This summer, my 9-year-old Cameron had a blast at Camp Carpenter in Manchester, New Hampshire, where he participated in a week-long overnight Cub Scout program with some of his friends from our local Cub Scout Pack.

Cameron's positive experience did not come as a surprise to my wife Erica and I. What boy his age wouldn't like a camp experience that prides itself on its ability to offer activities like archery, swimming, boating, arts and crafts, BB gun shooting sports, field sports and nature, combined with the added bonus of sleeping in tents with your friends surrounded by a beautiful lake?

What surprised us most was not that he had a good time, but at what he identified as the positive experiences from his time at the camp. Describing it in a way that you would expect from a 9-year-old boy, Cameron valued most the time he had to explore new ideas, new activities and new experiences in a safe and supportive environment. As he put it, "We learned how to learn for ourselves, and it was fun."

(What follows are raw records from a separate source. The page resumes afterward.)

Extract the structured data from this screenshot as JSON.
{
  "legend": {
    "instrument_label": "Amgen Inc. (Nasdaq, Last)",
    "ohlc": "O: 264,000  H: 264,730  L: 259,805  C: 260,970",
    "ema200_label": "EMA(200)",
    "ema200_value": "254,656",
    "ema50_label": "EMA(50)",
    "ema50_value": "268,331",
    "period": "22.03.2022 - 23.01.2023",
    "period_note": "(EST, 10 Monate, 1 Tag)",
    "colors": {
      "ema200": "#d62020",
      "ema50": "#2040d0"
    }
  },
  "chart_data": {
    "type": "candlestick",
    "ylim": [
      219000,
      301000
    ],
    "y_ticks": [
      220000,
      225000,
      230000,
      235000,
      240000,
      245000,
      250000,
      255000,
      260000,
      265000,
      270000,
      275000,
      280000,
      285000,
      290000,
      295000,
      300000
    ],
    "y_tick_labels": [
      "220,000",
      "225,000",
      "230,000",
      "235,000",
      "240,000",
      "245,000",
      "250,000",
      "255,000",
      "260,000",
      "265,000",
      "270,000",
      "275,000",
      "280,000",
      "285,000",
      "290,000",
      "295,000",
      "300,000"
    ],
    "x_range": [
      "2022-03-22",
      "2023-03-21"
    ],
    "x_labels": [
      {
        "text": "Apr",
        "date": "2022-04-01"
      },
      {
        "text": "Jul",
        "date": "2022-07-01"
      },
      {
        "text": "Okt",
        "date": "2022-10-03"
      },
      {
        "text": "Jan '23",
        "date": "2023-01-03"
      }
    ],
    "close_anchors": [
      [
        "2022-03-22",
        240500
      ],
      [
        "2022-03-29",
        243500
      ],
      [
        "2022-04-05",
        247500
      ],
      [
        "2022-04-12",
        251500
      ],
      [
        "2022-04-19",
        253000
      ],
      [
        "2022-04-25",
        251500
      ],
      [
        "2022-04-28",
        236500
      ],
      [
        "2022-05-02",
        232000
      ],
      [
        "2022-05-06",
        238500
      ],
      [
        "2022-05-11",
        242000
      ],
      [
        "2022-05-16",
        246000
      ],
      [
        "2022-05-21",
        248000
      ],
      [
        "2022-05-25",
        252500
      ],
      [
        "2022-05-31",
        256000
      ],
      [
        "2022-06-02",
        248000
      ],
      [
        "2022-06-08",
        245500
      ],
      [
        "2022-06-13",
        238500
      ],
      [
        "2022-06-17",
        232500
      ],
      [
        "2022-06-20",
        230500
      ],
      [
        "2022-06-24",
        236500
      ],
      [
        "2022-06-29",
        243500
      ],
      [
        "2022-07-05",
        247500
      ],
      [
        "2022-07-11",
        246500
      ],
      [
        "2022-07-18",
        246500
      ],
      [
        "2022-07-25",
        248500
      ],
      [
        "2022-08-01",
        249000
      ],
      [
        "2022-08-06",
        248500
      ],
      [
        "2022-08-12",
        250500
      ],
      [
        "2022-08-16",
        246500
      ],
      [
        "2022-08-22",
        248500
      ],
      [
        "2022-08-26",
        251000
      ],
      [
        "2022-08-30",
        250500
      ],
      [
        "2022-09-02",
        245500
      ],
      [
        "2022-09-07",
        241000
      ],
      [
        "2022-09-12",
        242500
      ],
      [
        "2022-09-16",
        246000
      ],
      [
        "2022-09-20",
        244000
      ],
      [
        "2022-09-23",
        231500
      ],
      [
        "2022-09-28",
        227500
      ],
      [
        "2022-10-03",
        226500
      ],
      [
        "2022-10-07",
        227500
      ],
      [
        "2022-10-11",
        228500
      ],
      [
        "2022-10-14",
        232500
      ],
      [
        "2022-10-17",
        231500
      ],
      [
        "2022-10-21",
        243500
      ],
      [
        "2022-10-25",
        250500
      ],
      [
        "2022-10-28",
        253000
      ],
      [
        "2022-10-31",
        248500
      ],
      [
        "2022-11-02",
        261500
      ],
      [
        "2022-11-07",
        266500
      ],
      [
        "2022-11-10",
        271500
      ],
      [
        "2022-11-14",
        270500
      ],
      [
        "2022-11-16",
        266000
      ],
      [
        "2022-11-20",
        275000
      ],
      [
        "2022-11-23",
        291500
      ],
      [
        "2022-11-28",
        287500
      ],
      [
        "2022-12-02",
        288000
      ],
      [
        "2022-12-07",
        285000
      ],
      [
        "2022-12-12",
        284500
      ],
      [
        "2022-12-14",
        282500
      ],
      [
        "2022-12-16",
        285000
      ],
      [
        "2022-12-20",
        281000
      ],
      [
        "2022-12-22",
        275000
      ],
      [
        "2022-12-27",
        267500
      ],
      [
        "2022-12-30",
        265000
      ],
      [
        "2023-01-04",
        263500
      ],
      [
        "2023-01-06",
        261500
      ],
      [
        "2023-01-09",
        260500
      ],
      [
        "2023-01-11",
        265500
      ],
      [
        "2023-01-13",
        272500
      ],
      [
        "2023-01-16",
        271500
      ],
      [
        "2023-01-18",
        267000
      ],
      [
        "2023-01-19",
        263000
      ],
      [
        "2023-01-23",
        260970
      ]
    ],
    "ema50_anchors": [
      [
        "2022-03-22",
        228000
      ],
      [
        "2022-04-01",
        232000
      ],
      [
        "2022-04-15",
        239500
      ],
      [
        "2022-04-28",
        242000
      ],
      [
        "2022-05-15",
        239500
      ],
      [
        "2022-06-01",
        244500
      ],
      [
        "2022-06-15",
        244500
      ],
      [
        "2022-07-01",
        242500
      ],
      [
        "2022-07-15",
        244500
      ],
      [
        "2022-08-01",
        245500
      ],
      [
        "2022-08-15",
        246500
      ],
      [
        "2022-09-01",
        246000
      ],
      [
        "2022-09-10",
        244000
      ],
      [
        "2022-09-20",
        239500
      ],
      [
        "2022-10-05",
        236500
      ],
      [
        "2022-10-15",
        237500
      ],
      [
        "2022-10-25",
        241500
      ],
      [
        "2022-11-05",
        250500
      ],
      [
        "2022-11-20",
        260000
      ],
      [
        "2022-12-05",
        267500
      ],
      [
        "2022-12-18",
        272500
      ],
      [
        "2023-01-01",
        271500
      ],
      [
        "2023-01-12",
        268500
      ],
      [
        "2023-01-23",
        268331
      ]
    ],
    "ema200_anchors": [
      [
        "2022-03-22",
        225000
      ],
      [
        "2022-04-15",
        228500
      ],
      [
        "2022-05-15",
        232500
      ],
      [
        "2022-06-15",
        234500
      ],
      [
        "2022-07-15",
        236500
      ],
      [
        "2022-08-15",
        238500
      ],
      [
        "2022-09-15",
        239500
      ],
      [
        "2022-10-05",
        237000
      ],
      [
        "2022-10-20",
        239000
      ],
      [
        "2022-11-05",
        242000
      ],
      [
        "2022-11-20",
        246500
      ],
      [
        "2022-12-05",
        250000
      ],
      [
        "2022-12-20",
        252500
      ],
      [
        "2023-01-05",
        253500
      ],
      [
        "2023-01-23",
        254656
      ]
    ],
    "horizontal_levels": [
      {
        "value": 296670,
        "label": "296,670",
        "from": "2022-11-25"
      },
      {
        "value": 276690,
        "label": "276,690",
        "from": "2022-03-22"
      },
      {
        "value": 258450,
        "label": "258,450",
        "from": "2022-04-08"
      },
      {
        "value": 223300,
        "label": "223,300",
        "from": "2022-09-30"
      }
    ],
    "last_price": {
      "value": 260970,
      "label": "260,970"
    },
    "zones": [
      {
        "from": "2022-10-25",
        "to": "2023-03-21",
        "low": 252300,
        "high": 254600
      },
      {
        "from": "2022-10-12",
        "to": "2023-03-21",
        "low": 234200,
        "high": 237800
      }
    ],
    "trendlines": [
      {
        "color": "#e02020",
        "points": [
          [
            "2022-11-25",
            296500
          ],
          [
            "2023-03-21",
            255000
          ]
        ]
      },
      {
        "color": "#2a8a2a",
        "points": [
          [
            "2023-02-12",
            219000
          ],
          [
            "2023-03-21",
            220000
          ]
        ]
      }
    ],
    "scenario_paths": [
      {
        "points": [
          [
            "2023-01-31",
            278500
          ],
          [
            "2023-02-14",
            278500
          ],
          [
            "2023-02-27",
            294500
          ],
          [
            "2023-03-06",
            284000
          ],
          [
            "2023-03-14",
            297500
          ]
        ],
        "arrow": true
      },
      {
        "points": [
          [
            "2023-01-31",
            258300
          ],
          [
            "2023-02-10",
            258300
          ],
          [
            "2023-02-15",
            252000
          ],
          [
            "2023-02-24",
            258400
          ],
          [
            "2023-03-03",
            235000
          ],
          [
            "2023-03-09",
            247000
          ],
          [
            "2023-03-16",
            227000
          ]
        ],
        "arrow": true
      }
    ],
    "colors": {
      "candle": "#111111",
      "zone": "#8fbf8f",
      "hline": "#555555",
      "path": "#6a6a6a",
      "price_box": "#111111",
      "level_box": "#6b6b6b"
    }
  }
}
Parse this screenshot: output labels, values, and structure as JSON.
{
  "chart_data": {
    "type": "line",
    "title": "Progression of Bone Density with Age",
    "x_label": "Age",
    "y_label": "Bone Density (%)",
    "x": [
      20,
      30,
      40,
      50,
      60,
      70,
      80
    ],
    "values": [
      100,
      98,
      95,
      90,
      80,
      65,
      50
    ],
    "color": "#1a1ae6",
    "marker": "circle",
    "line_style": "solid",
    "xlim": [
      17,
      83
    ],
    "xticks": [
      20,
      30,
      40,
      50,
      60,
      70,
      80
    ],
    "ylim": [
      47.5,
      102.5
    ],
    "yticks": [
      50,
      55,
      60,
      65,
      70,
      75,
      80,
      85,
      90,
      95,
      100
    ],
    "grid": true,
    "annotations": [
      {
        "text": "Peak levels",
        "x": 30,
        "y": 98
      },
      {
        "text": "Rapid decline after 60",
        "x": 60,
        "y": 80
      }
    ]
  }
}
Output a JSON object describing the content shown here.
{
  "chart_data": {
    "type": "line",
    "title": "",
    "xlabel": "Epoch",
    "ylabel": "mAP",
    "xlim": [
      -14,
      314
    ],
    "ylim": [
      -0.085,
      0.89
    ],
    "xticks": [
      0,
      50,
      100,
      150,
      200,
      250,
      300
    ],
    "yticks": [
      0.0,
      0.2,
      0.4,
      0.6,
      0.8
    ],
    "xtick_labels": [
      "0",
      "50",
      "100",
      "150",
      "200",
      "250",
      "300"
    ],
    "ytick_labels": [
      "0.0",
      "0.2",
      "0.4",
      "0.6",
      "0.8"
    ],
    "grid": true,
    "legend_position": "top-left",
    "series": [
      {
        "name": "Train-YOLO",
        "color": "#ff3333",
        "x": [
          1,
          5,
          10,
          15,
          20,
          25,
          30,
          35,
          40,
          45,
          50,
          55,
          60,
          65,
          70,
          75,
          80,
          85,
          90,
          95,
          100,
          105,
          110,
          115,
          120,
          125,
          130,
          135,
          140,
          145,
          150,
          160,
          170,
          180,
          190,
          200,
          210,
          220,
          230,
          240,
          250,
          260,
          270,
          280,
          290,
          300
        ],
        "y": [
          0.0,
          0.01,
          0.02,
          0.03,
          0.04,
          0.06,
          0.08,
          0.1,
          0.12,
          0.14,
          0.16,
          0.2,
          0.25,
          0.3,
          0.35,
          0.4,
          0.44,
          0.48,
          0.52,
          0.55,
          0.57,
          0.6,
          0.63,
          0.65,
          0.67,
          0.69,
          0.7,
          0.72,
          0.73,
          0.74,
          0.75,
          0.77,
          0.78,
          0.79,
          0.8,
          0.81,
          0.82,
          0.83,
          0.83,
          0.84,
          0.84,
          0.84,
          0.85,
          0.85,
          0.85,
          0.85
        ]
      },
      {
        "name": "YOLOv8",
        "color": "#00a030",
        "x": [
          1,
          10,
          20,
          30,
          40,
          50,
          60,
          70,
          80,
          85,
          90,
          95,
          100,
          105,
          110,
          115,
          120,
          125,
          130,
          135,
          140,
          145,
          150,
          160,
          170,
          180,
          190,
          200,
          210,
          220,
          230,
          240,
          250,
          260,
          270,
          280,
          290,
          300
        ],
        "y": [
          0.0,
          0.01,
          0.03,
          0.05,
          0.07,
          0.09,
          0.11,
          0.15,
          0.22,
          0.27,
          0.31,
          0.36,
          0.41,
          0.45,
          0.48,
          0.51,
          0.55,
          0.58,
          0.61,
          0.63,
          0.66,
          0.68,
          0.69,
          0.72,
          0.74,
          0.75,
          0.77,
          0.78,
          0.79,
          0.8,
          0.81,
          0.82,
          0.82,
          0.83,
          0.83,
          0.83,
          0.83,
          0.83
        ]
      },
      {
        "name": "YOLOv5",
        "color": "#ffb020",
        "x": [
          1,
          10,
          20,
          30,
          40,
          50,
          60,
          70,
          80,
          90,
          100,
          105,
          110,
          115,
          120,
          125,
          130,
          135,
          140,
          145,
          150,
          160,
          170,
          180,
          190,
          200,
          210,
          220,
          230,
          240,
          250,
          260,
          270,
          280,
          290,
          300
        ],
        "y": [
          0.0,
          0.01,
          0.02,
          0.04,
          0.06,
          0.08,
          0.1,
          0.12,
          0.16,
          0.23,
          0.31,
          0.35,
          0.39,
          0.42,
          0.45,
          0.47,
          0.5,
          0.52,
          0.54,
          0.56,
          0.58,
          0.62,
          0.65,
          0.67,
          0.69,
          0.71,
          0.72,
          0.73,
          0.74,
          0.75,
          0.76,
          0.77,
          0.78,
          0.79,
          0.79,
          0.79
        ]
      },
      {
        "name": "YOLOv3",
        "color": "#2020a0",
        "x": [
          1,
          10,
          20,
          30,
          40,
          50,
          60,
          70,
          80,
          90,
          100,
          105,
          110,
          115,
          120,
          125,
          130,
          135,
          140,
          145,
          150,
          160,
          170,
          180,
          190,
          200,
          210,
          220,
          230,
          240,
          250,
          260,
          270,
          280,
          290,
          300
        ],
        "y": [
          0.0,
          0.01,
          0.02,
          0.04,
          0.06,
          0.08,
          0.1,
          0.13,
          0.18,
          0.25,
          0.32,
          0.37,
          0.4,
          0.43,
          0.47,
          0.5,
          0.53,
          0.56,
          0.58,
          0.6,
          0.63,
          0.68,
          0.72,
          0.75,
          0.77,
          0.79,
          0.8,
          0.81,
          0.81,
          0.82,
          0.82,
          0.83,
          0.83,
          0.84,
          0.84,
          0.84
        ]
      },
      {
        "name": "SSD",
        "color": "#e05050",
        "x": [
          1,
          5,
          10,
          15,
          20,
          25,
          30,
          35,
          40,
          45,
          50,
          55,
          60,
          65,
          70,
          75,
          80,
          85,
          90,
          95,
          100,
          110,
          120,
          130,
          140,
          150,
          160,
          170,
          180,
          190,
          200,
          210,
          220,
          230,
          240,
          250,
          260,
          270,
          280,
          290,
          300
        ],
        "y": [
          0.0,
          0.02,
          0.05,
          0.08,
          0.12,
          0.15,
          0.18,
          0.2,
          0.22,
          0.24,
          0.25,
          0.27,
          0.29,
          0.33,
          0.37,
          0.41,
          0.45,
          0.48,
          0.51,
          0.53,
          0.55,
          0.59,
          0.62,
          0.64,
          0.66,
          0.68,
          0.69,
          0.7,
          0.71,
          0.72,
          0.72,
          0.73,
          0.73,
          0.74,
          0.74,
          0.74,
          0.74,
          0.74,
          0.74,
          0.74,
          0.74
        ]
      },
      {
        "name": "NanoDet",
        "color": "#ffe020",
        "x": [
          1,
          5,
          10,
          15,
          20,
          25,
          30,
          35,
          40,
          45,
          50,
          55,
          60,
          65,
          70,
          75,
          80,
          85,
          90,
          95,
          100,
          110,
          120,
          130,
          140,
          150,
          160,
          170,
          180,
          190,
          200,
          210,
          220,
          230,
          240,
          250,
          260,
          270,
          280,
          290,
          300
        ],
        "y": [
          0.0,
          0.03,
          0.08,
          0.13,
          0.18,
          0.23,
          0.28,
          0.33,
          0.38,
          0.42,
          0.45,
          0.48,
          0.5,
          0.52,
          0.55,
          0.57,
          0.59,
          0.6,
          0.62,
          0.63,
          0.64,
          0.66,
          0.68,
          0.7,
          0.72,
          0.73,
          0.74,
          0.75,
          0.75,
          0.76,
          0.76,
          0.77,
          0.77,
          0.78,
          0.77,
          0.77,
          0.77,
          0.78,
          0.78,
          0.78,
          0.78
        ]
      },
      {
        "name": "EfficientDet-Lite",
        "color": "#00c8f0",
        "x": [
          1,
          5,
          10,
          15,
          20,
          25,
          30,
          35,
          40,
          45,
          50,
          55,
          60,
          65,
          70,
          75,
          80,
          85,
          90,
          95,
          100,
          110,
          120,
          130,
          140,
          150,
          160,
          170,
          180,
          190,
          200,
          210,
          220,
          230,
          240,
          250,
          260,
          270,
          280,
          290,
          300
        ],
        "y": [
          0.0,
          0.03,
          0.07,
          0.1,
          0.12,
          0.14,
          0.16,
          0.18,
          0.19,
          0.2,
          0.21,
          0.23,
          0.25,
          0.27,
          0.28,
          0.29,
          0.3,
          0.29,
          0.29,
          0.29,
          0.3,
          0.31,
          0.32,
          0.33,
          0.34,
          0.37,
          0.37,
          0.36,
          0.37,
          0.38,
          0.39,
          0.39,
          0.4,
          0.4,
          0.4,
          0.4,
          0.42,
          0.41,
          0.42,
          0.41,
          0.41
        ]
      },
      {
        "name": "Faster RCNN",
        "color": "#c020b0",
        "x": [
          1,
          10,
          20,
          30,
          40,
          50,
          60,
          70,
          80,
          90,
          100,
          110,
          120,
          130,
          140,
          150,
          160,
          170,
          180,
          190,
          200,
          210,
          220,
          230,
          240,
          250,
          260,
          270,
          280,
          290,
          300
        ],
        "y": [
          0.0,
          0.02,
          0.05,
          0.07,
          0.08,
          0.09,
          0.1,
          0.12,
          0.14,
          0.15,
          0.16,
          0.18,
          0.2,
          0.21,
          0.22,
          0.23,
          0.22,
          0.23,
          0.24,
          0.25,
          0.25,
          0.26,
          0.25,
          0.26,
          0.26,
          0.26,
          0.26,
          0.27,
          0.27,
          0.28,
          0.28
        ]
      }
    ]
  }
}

There were no standardized tests. There were no formal lesson plans. There was, however, a focus on academics — reading, science and mathematics to be exact. There were focuses on inquiry, problem-solving and collaboration. There was time for self-reflection. There was time for interdisciplinary learning.

As with any good summer camp program that millions of American children participate in each summer, the experienced was personalized, and it was both meaningful and relevant for all. It is unfortunate that all children don't have the opportunity to participate in summer camp, but perhaps there are ways for schools to bring the best of summer camp into the programming that is available for all children.

Getting Smart's Jeff Wetzler explored this idea in a recent blog, "What REALLY Motivates Learners: Lessons From Science and Summer." Reflecting on his own experiences as a camper and then camp counselor, he wrote, "As with many camps that rely on young, inexperienced staff, the instruction was fine but not the secret sauce. Rather, I believe the main reason my fellow campers and I were able to learn so much was that we were wildly motivated to show up year after year, to put in effort, to take chances, challenge ourselves and to persist over and over again, even when we stumbled."

He went on to write, "Clearly, schools and camps have somewhat different objectives (and different formal accountability pressures, which matters), but they both have the potential to foster deep learning, and increasingly the areas of focus overlap. So what is it that schools can learn from the best camps about how to wildly motivate kids?"

Here is what he came up with:

  1. Give learners agency to choose learning topics and methods that have inherent value to them.
  2. Help learners grow their sense of self-efficacy by publicly recognizing when they strive hard through authentic, mastery-based progressions.
  3. Get out of their way — trust learners to have unstructured time and to use it in ways that support their learning.
  4. Deliberately nurture a sense of belonging and positivity.

This is not a new idea. In a New York Times parenting blog back in 2012, author Barbara Rowley attributed the success of the summer camp experience to its ability to provide a fun and happy experience for all involved. She wrote, "For schools to be more like camp — to be more fun — our education establishment has to put emphasis on hiring positive-minded staff and preaching the importance of exuding happiness in the classroom as well as making the necessary changes in the work environment that will make their happiness genuine."

The American Camp Association's Audrey Monke, in an article on this same topic, wrote: "My dream is for my kids to attend a school they love as much as they love camp. But for that to happen, schools need to have a different culture and focus." She identified three ways that schools could do this:

  1. Focus on relationships, team building and goal setting.
  2. Foster social skills.
  3. Practice hands-on, active learning by doing.
  4. Promote a positive culture.

Schools could learn quite a bit from this by simply getting back to the basics building relationships, providing opportunities for choice and voice, and recognizing that at the end of the day, the most effective thing a school can do to promote learning is to engage children by meeting them where they are. If summer camps can do it, so can schools.